The Caldas region, where the Guayabales Project is located, has become a focal point for this resurgence. Its combination of volcanic geology, stable governance, and skilled workforce has attracted international attention.
The country’s balanced approach to sustainability and resource development could make discoveries like this one central to Colombia’s long-term economic growth.
According to the company, the veins trace the contact zone where ultramafic schist, a heavy metamorphic rock rich in magnesium and iron, meets the porphyry rocks to the east. A gravity high helped map the schist, and soil sampling points the stronger signals to the northeast.

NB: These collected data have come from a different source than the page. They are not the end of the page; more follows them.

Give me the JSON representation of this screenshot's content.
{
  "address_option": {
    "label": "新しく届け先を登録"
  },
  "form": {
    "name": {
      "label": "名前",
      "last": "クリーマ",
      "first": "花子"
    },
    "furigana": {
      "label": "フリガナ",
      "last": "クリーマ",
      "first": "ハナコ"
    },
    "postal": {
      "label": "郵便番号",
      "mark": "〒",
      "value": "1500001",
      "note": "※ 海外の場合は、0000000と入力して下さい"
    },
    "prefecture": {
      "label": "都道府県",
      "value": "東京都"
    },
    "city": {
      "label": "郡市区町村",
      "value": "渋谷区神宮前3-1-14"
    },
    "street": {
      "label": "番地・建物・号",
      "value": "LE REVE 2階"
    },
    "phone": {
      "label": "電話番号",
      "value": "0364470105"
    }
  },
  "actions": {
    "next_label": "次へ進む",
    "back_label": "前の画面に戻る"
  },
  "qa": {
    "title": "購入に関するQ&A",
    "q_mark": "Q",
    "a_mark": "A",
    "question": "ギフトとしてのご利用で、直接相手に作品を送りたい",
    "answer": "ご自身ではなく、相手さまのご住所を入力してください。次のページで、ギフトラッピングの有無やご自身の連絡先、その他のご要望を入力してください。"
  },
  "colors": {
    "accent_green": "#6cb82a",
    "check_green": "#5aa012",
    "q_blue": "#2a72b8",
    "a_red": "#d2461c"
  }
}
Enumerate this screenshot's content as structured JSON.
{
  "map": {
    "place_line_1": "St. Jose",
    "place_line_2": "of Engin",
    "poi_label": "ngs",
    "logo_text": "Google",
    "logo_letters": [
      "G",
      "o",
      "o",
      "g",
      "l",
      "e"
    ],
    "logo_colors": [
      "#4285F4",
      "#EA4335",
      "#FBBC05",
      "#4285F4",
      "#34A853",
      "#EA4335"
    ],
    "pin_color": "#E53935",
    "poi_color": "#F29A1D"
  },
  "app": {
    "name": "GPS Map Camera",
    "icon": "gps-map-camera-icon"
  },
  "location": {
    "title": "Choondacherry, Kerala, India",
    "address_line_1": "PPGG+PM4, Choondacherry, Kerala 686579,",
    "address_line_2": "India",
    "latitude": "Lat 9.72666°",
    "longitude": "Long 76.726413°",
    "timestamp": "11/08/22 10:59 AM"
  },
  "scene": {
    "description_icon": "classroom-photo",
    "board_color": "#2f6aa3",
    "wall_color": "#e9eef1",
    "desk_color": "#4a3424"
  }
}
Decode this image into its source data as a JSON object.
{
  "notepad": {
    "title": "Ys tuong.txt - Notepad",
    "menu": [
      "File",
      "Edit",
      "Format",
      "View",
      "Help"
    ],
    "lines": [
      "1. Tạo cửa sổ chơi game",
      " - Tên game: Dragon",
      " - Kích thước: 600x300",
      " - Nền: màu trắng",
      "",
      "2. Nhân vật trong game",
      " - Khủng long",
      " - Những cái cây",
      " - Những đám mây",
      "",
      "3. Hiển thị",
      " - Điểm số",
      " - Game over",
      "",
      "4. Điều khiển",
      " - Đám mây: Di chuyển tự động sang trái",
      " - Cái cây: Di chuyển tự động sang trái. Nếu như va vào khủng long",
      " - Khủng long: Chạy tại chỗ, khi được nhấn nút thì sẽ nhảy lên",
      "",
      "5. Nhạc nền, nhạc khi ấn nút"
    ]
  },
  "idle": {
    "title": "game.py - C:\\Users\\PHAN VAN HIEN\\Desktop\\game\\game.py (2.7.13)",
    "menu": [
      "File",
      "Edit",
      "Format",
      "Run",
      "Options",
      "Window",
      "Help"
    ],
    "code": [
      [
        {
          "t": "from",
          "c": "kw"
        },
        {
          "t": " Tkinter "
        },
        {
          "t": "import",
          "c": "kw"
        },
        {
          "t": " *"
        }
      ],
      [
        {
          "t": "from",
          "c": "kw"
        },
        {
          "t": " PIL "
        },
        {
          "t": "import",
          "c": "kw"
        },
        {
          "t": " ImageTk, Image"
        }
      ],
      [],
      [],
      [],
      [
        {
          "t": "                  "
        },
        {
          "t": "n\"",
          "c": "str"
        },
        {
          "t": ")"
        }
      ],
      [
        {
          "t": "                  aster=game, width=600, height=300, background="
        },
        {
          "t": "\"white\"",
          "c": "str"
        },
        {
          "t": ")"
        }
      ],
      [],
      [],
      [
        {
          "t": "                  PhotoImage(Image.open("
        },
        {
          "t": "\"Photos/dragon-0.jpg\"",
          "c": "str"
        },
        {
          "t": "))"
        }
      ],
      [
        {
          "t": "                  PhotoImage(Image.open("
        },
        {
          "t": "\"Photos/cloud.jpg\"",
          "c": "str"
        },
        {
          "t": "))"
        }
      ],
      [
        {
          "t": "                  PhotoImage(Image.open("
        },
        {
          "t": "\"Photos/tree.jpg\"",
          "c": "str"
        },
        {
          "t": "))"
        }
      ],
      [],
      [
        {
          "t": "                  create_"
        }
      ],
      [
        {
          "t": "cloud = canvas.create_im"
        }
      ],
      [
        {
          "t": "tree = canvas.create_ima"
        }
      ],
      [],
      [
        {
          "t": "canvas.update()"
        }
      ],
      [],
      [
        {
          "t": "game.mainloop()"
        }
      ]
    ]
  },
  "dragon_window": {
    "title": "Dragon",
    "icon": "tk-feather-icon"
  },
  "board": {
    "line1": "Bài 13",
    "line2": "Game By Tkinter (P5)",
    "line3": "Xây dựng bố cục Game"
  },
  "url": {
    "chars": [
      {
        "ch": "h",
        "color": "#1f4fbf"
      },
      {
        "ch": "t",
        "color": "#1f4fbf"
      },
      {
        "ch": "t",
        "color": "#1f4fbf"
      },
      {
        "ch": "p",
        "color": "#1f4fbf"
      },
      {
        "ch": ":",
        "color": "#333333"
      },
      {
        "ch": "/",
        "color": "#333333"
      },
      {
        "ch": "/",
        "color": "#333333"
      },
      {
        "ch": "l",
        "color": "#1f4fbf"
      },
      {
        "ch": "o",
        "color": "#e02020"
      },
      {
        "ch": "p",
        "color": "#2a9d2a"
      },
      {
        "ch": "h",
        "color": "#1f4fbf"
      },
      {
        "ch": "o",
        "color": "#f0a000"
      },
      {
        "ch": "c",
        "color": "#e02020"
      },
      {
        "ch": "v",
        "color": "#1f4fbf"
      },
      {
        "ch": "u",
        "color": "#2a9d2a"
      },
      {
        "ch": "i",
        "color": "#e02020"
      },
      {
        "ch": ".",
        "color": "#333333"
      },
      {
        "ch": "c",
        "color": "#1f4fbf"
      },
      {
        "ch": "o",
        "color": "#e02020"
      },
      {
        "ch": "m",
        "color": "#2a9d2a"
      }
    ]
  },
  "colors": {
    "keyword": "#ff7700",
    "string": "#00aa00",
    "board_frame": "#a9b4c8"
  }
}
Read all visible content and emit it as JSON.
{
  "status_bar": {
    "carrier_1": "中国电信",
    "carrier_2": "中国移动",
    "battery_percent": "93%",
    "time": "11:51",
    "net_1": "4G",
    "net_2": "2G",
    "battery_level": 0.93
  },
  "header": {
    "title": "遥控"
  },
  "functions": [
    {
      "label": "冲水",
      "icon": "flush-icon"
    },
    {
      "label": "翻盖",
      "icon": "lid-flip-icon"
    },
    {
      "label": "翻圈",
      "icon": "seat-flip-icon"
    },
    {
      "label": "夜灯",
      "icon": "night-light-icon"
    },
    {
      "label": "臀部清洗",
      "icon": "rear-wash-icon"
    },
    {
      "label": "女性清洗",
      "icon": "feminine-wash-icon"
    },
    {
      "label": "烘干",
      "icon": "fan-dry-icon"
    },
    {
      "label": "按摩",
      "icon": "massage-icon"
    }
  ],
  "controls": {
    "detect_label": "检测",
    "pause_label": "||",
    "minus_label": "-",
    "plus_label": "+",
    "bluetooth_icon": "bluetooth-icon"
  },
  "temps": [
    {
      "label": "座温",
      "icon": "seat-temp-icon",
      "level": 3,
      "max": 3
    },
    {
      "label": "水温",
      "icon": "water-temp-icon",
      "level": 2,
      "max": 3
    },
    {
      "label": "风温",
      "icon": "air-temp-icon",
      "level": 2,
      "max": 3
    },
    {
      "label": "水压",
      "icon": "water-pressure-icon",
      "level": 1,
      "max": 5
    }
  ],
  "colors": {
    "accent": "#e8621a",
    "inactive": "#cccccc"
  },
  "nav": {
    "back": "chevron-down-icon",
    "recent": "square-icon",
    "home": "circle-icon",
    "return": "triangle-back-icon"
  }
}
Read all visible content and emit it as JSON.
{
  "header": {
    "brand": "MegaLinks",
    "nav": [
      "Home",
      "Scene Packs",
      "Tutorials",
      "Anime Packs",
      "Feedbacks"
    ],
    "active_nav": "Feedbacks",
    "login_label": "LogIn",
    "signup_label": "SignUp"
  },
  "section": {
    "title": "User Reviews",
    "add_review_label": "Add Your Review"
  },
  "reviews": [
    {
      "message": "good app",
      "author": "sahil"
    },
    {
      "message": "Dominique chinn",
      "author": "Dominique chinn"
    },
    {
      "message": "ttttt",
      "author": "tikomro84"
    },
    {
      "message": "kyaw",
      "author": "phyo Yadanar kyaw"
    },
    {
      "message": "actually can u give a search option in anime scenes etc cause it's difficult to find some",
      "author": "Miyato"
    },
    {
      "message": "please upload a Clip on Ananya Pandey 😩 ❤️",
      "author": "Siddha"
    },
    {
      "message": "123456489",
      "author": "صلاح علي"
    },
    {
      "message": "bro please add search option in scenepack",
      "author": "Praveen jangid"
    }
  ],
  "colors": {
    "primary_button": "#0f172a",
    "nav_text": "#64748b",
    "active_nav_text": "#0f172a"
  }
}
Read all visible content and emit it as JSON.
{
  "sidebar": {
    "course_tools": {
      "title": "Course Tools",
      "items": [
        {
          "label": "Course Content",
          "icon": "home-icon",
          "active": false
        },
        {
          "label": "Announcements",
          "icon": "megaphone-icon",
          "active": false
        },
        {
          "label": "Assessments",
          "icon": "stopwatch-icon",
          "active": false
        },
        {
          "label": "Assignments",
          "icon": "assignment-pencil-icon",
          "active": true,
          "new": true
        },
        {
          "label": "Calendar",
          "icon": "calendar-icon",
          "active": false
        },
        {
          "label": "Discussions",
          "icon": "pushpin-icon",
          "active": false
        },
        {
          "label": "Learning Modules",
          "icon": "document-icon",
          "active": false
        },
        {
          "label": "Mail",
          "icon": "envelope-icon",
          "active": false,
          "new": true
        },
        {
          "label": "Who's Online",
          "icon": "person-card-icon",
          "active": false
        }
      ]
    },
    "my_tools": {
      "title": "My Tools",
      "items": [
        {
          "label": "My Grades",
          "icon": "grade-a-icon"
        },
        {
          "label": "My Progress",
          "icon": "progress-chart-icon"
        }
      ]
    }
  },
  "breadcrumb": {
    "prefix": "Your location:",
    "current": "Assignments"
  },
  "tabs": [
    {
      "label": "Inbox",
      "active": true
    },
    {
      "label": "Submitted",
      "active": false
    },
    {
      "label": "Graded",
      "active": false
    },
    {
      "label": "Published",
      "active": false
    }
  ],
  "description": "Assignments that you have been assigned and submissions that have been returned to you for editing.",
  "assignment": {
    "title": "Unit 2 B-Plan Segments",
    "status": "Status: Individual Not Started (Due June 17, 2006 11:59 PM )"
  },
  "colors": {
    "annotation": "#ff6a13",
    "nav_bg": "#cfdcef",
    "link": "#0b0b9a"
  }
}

Contacts like this can act as pathways for mineralizing fluids, which is consistent with the vein sets observed. The pattern matches a broader porphyry-linked system that the company has been tracing across the property.
Guayabales sits in a well known metal belt in central Colombia, and Apollo is described as a large porphyry related breccia body within that district.
The Guayabales Project sits within one of Colombia’s most established mining corridors, an area already producing gold and silver for decades.
Infrastructure, skilled labor, and established community agreements give new discoveries here an advantage compared with frontier regions.
Exploration successes like the X target often serve as catalysts for regional investment.
Each confirmed mineralized zone adds to the geological model that supports potential resource estimates, which in turn influence future project valuation and financing decisions.
The combination of precious and base metals could strengthen Colombia’s position as a key South American supplier in an era of growing demand for silver and copper.
The team plans additional drilling with large-capacity rigs and directional tools to chase the deeper parts of Apollo and to step out at X. The 2025 plan calls for about 230,000 feet of drilling across both projects.
“We are extremely excited about the new discovery at X with the first two drill holes outlining a robust, silver-rich vein system over a large area measuring 500 metres by 500 metres and open in all directions,” said Ari Sussman, the Executive Chairman of Collective Mining.
Investors should keep two caveats in mind. Silver equivalent grades change if price or recovery assumptions change, and the company discloses that reported lengths are down-hole distances with true widths estimated to be 60 to 100 percent of those numbers.
Also, early hits do not establish a mineral resource or reserve. That requires more drilling, independent modeling, and economic studies under securities rules.